How To Dehydrate Sage
Sage is best used with pork, beef, duck, and chicken. A common dish in Italy is when it is chopped, mixed with melted butter, and stirred into pasta. Today I’m writing about how to dehydrate sage.
Here Is Some History About Sage
The ancients used sage in culinary dishes and as a medical herb. The ancient Mediterranean used sage to ward off evil, snakebites and increase fertility. The Romans liked to use it as a diuretic and an anesthetic. Now it is found in British, American, and Italian cuisine. It’s known for its peppery flavor.
Sage originated in the Mediterranean region.
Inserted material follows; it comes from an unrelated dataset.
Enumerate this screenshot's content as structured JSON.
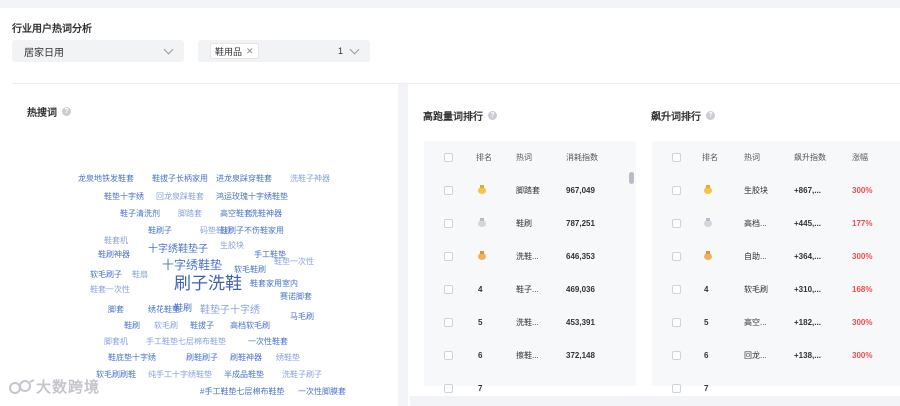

It is a perennial sub-shrub with grayish-green leaves. When in bloom it has blue-purple flowers. It is a member of the mint family. This herb will die in cold, wet winters or in badly drained soil. It likes warm climates and plenty of sunlight.
Here is another interesting fact. A 19th Century song called “Scarborough Fair” mentions parsley, rosemary, and thyme.
I buy small amounts that way I can dehydrate and save the rest for future dishes.
My dehydrator is a NESCO Snack Master Express Food Dehydrator.
What dishes do you use sage in?
Is sage a favorite flavor of yours?
How to Dehydrate Sagemischyf.com
- Mesh Screen
- 1 Bundle Sage
- Add mesh screen to dehydrator tray
- Rinse sage leaves and removing any bad, spotted stems and leaves. Pat Dry.
- Fresh leaves layer out on the tray.
- Dehydrate at 110 degrees for 10-12 hours.
- Dried sage leaves should be brittle and easy to crush.
- Fill spice jar. For extra storage fill mason jar and vacuum seal.